Um die Geburtsstunde am 15. April 1874 in der französischen Hauptstadt kümmert sich nun also eine für den Impressionismus ebenfalls hochkompetente Institution, das Pariser Musée d’Orsay, ab März gemeinsam mit der Washingtoner National Gallery of Art, wo die Schau im September hinwandert. Die vier Kuratorinnen – in Paris Sylvie Patry und Anne Robbins, in Washington Mary Morton und Kimberly Jones – lassen uns genau hinschauen: auf gut 130 Kunstwerke, darunter echte Augenöffner wie die bereits genannten Gemälde „Mohnfeld“ oder „Die Eisenbahn“, aber auch Edgar Degas’ „Tanzstunde“ (um 1870) aus der grandiosen Tänzerinnenserie, eine mehr als 200 Werke umfassende Meditation in Bewegungen und Farben. Kurz vor der ersten Impressionistenausstellung besuchte Edmond de Goncourt, der nach dem Tod seines Bruders Jules 1870 übrig gebliebene der zwei großen Gesellschaftskritiker und Klatschbasen, das Atelier von Degas. Der wunderliche Maler habe sich „ins Moderne verliebt und innerhalb des Modernen sein Auge auf die Wäscherinnen und Tänzerinnen geworfen“, erkennt Edmond.
Die Goncourt’schen Tagebuchaufzeichnungen zu allem und jedem, diese unerhörte Kommentierungslust des ganz Aktuellen, verkörpert die neue Zeit wunderbar. Denn was da mitten in Paris entstand, an den historischen Orten der Demokratierevolutionen von 1789 und 1848, war nicht mehr und nicht weniger als die Geburt des Avantgarde-Gedankens schlechthin, die Entstehung eines bürgerlichen Systems für zeitgenössische Kunst, das von den 1870er-Jahren an schrittweise den gesamten Kontinent eroberte.

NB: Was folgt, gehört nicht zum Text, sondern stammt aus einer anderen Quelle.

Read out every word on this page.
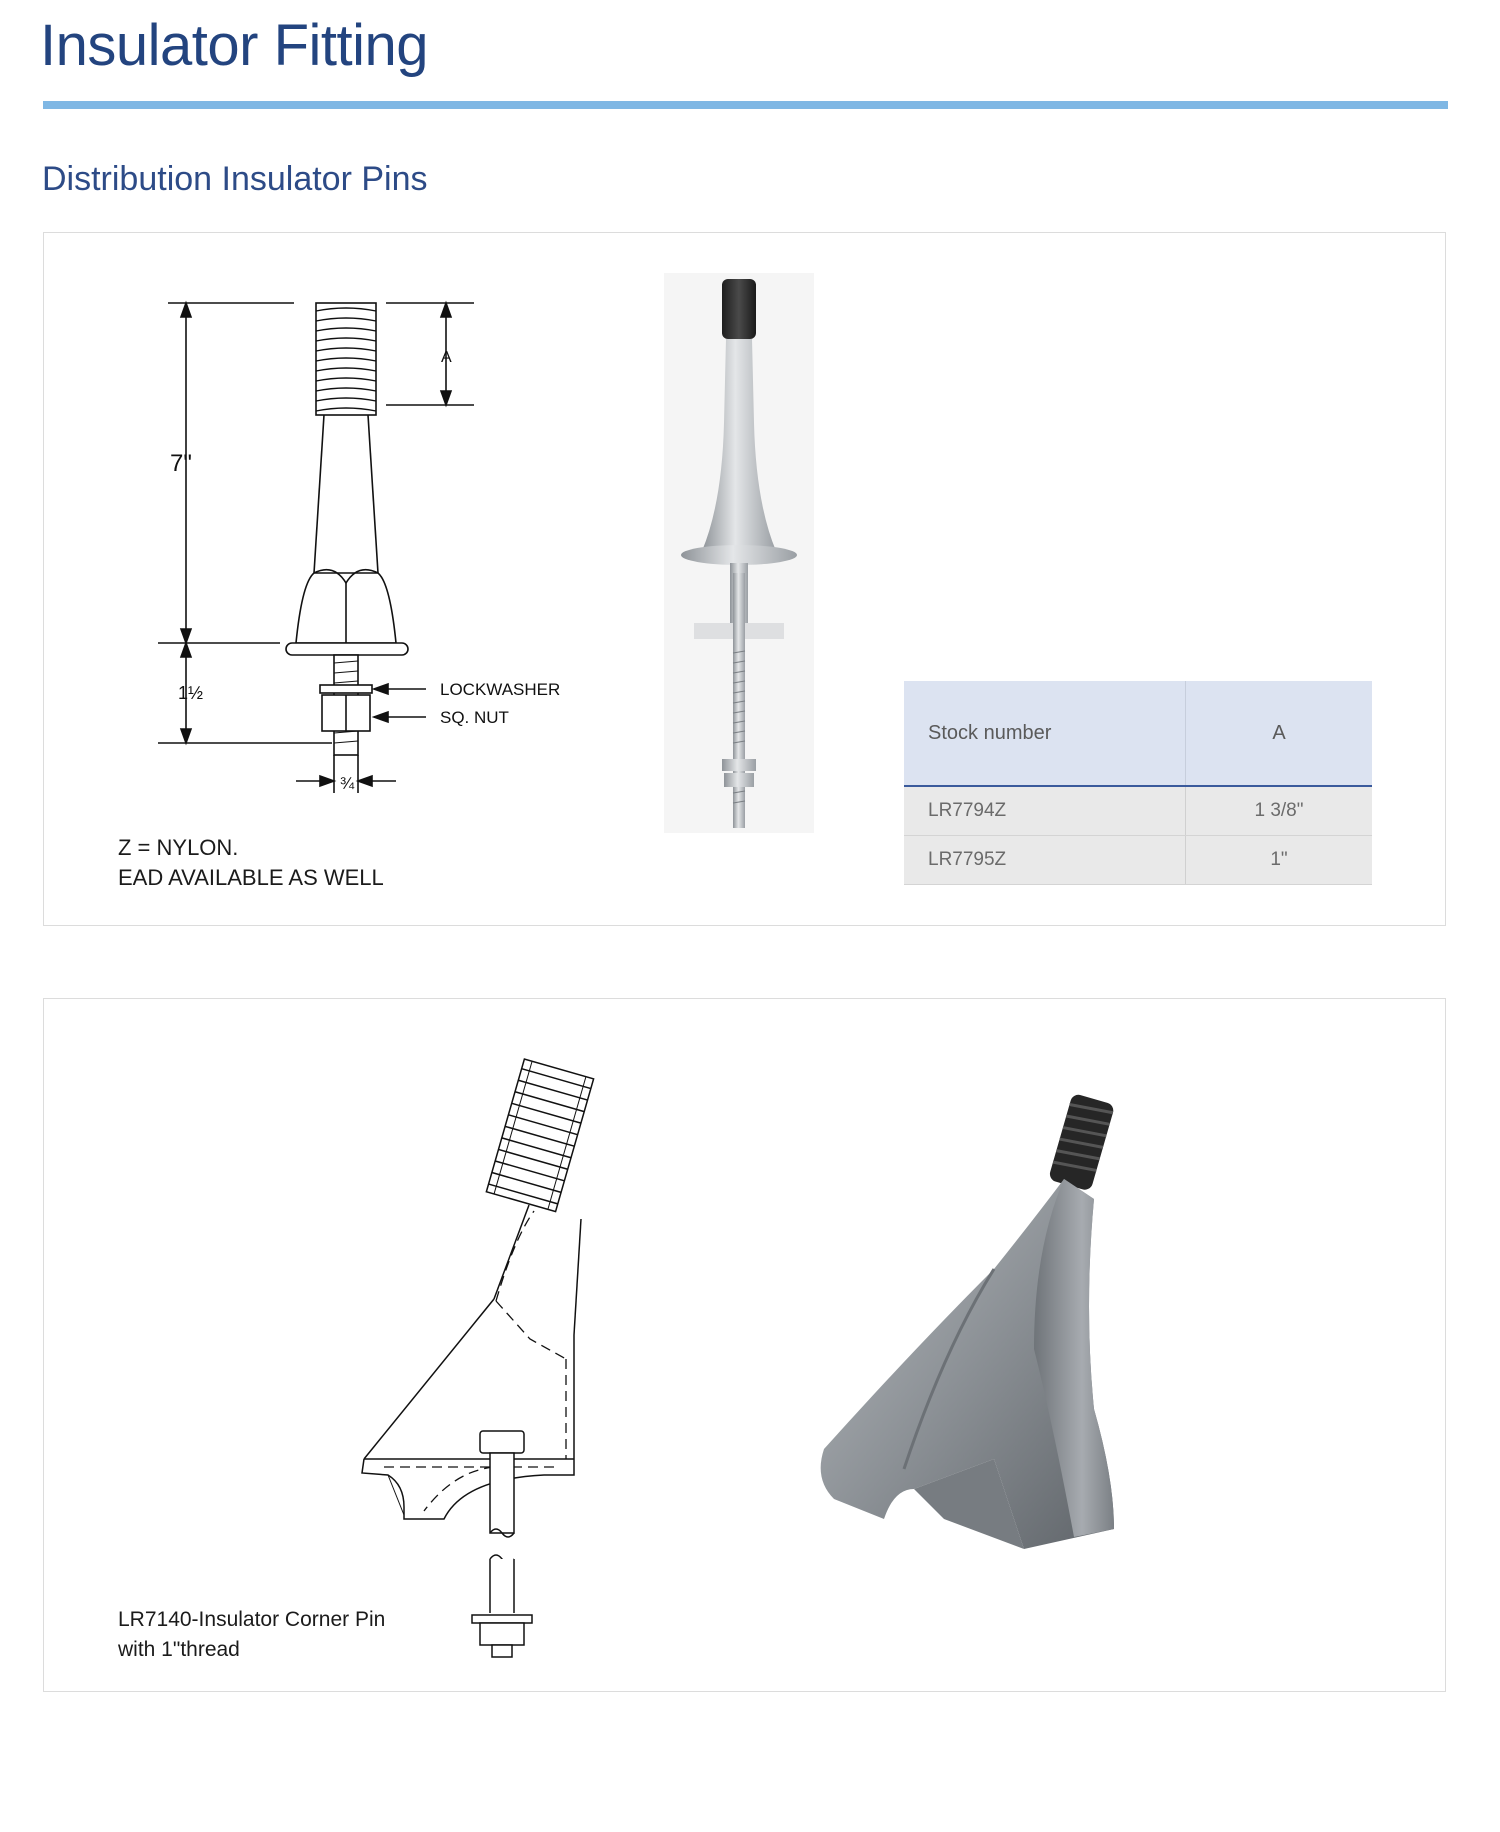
Insulator Fitting
Distribution Insulator Pins
7"
A
1½
¾
LOCKWASHER
SQ. NUT
Z = NYLON.
EAD AVAILABLE AS WELL
Stock number	A
LR7794Z	1 3/8"
LR7795Z	1"
LR7140-Insulator Corner Pin
with 1"thread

Manche sagen sogar, dass sich hier bereits das teils problematische monetäre Spannungsfeld des zeitgenössischen Kunstmarktes bildete – so jüngst der Schriftsteller Julian Barnes, Träger des Booker Prize und seit Jahrzehnten ein Liebhaber und Kenner vor allem französischer Kunst. In der letzten Ausgabe der London Review of Books von 2023 gibt er noch einmal zu bedenken, dass sich mit der Etablierung impressionistischer Malerinnen und Maler gleichzeitig ein neuer Kunsthandelstypus, eine neue Kritik und neue Ausstellungskonzepte durchsetzten. Die jungen Franzosen wurden zunehmend auch nach New York und London verkauft, in dem von nun an typischen „nexus“ aus Künstler, Händler, Kritiker und Kurator „plus shock value and a rising market“. Wobei Monet, der am besten verdienende Impressionist, seine teils bis zu vier unterschiedlichen Händler fröhlich gegeneinander ausspielte. Dass jedenfalls die Washingtoner Nationalgalerie ein exzellenter Partner der Pariser Ausstellung sein kann, liegt eben auch an den frühen amerikanischen Käufern des Impressionismus. Die schönsten Franzosen kommen aus den USA, so ähnlich hieß ja mal hierzulande eine große Impressionistenschau …
Käufer hin oder her, der Markt konnte und kann der neuen Malerei den Schneid nicht abkaufen. Auch er war und ist nur ein Aspekt von vielen in dieser für die Kunst doch eher glücklichen Stunde 1874, zumal endlich Frauen, und zwar nicht nur als abgebildete Tänzerinnen oder nackte Schönheiten, eine größere Rolle zu spielen begannen, siehe Berthe Morisots hochmodern studienhaftes „Die Lektüre“ (1873), ihr hingehauchtes „Der Hafen von Lorient“ (1869) – oder „Eine Loge im Italienischen Theater“ (um 1874) von Eva Gonzalès, ein farbkräftiges, strahlendes Gemälde, das zu den weniger bekannten Arbeiten gehört. Wie man deutlich sieht, war Gonzalès eine Schülerin Manets – beide verstarben 1883 fast gleichzeitig, sie nach der Geburt ihres Sohns im Kindsbett, er an den Folgen einer Syphilis-Infektion.